“A thousand thanks for your company,” he said cordially. “And you won’t fail us if you can help it, will you?”

“If it’s possible to be there, I’ll be there somehow,” was the reply.

And in that Rhys Walters spoke truth.

[CHAPTER V
REBECCA]

AS though to drop connection with its predecessor and to start the world afresh, the new year brought a change of weather. The wind, which for some time had lain in the south-west, was veering round to the east, and the sodden earth was drying herself rapidly. Rheumatism was becoming a less general theme for conversation in Crishowell, and people’s clothes were again seen hanging out to dry in gardens. Forlorn-looking strings, which had stretched nakedly from pole to pole, now upheld smocks, petticoats, and well-patched trouser-legs, whose active prancings in the breeze almost made the spectators’ legs leap in sympathy. Four or five old men, whose goings-out and comings-in gauged the state of the barometer as accurately as if they had been occupants of pasteboard “weather-houses,” were to be met about; and Bumpett, the pig-driver, whose excursions into foreign parts a few miles away made him an authority on all matters, opined that a frost was not far off. He also added that the roads would be “crewell hard” by the Wye toll-gate, and that we “should see what we should see.” This information made the women look mysterious and snub those of their sex who had not been observed in talk with the great man; the men said less, though they smoked their pipes in a more chastened manner.

Meanwhile, the storm which had been brewed over the Dipping-Pool fire was ready to burst.

In a steep upland lane, about nine o’clock one evening, a little band of horsemen was coming quietly down towards the valley. The high banks crowned with ragged hazel on either hand and the darkness around (for the moon was not due for an hour or so) made it difficult to distinguish who or what they were. As gaps in the bank let in a little extra illumination, and stars began to assert themselves over the dispersing clouds, it could be seen that they were about twenty-five in number, and that all, with one exception, wore masks. They were fairly well mounted, and the strange person who kept a few yards ahead of the rest rode an animal which any one, knowing even a little about a horse, would have picked out at a glance. She was a liver-chestnut mare just under sixteen hands, with a shoulder such as was rarely to be found in the motley crowd of horseflesh at local fairs. Youth and a trifle of inexperience were noticeable in her among the sober-stepping and sturdy beasts following, and she mouthed her ring-snaffle as she went. Her long bang tail swung at each stride, and her length of pastern gave her pace an elasticity like that of a Spanish dancer.
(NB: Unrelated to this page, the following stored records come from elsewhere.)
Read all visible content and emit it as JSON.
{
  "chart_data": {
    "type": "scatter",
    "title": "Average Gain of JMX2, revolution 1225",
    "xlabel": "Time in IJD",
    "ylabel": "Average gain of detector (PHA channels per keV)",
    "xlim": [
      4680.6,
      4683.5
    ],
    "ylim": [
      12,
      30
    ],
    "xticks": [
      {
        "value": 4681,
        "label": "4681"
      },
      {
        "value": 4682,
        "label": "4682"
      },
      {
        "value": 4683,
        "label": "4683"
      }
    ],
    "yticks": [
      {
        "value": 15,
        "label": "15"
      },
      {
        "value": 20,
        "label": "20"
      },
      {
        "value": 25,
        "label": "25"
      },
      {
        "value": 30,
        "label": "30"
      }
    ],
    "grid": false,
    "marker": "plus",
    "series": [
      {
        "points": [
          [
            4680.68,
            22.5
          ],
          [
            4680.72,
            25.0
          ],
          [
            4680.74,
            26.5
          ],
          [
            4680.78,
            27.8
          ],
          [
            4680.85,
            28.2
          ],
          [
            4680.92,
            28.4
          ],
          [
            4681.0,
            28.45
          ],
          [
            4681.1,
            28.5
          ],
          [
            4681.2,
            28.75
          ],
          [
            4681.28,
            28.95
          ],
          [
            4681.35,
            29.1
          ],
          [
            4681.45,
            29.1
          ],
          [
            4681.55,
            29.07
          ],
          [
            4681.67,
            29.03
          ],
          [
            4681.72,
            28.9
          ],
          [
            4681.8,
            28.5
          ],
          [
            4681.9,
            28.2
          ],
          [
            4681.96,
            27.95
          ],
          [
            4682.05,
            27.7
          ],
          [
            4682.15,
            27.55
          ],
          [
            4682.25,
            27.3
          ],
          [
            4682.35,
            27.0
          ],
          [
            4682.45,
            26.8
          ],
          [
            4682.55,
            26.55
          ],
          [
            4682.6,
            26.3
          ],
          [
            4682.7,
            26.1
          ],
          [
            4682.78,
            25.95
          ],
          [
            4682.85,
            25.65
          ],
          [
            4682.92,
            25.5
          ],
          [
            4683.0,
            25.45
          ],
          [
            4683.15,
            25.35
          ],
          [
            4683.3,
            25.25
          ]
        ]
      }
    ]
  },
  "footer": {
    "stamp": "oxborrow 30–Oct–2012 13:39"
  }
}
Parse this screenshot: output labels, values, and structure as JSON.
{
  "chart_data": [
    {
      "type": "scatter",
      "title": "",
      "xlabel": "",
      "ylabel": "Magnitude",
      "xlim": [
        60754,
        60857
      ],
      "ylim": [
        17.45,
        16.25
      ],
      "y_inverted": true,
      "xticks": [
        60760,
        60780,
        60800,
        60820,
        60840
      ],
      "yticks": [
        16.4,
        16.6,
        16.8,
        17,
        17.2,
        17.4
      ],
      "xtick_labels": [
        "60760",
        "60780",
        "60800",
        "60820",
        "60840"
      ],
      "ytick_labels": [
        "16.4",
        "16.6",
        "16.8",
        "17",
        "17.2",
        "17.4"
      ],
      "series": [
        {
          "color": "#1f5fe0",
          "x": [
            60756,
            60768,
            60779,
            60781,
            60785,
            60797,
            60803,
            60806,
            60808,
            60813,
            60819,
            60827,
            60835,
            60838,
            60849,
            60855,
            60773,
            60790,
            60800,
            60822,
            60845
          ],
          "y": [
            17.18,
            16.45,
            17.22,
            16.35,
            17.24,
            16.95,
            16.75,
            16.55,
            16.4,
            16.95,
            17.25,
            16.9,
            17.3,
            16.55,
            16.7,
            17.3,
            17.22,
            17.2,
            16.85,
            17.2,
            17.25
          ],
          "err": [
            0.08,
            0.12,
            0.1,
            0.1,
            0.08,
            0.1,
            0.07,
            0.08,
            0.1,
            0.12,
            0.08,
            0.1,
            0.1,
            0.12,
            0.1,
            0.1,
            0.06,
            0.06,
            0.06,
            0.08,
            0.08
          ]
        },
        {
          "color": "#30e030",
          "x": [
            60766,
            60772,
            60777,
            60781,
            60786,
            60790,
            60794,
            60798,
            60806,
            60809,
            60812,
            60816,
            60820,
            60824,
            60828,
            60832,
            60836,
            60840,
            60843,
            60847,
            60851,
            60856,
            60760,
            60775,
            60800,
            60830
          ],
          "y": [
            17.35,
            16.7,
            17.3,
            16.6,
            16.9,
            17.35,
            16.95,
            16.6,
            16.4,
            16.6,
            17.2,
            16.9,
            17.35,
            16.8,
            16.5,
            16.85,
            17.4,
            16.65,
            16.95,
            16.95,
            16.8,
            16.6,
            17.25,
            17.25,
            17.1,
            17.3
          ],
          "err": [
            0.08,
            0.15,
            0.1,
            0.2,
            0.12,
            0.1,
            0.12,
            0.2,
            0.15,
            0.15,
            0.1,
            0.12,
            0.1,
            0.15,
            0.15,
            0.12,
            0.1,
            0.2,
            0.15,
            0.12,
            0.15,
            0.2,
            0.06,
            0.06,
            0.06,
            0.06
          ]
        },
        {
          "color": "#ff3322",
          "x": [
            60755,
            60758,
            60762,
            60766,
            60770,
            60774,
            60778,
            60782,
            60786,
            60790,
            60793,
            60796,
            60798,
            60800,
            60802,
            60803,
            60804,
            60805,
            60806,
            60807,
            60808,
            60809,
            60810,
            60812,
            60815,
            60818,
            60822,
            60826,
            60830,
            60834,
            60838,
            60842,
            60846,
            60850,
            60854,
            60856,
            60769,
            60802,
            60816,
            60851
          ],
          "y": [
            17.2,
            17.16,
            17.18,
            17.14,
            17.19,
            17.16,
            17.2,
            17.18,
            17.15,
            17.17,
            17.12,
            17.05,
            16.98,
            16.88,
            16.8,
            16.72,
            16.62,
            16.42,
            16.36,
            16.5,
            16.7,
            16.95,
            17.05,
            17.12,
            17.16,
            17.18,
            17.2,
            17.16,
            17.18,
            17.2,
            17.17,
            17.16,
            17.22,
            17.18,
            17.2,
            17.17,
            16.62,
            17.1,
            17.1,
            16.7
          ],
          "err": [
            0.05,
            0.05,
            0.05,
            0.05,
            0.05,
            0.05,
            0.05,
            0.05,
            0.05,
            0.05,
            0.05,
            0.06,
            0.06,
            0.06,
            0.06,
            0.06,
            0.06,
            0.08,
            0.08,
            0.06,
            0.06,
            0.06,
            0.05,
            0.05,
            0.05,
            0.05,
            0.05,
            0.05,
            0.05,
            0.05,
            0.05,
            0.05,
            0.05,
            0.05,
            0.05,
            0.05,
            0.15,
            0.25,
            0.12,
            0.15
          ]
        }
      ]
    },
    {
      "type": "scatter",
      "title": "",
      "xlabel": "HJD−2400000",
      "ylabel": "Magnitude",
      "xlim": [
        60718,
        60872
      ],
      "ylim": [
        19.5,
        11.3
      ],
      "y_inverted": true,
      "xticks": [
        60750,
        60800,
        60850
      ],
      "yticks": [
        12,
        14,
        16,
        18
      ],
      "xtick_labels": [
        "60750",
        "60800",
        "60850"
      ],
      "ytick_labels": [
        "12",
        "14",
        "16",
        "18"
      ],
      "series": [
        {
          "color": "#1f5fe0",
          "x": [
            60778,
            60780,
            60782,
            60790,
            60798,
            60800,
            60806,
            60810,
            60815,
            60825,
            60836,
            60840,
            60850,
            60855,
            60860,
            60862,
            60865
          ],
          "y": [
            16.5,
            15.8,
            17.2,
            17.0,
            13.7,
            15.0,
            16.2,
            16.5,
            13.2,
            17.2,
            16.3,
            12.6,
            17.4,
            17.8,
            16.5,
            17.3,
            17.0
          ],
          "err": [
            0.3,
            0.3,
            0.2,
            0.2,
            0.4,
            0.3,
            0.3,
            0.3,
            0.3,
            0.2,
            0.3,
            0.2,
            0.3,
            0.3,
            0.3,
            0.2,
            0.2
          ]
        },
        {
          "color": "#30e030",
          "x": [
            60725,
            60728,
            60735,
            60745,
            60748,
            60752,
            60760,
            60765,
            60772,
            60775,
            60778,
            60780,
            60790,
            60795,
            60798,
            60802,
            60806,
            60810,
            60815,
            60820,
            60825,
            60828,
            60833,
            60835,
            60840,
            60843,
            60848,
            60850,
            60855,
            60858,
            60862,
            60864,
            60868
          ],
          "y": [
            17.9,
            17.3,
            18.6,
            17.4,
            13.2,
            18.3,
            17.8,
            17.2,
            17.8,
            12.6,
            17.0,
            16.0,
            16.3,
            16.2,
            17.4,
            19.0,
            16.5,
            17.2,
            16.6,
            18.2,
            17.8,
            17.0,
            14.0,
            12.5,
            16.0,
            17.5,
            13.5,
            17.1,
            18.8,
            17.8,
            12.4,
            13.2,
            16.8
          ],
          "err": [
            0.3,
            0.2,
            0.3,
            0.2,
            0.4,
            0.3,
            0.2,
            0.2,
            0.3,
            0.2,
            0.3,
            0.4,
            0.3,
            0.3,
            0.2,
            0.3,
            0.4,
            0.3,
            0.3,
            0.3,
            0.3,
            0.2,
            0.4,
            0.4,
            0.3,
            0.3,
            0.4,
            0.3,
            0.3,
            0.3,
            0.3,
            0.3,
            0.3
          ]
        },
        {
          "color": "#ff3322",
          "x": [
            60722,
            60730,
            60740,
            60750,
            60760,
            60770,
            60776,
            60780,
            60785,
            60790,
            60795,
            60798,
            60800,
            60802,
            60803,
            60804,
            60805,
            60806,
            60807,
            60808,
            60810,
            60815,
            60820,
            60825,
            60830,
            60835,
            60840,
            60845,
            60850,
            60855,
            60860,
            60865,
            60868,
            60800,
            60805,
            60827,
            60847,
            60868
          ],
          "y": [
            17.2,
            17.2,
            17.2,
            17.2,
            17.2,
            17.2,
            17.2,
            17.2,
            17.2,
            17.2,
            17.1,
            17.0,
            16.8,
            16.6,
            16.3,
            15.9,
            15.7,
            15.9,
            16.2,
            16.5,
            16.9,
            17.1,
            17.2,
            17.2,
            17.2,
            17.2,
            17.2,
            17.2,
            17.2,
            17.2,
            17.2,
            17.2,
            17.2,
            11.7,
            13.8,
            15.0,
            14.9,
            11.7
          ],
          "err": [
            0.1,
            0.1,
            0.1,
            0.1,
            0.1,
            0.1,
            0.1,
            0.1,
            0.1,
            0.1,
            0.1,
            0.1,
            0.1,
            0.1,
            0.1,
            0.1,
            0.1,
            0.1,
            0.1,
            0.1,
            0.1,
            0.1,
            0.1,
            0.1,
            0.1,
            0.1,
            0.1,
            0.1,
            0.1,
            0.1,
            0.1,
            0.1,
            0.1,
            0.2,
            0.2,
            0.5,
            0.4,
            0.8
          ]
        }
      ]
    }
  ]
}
But if the mare was a remarkable figure in the little procession, her rider was immeasurably more so, being, apparently, the tallest female who had ever sat in a saddle. Her long cloak and voluminous brown skirt fell in a dark mass against the beast’s sides, giving her figure a seeming length and height double that of any of her companions. On her head she wore a large sun-bonnet, tied securely over a shock of hair which looked false even in the scant light; the lower part of her face was muffled in her cloak, so that but little feature could be seen. The strange woman rode astride, and, as an occasional puff of wind lifted her skirt, it revealed leggings and boots; one lean, brown hand on the rein was visible under the concealing drapery, and the other carried a heavy thorn stick. From under the shock of hair looked the eyes of Rhys Walters.

The whole company was formed of the same material which had met in the inn kitchen the day after Christmas, with several additions and with the exception of Johnny Watkins, whose heart had failed him at the last moment, and of Charley Turnbull, who was nowhere to be seen. Hosea Evans was there, unrecognizable in his black mask and cropped whiskers, for he had parted with a portion of these adornments, fearing that they might betray him. He had hesitated to shave entirely, lest people should be too curious about his reasons for doing so, and had merely trimmed them into less conspicuous limits with the scissors.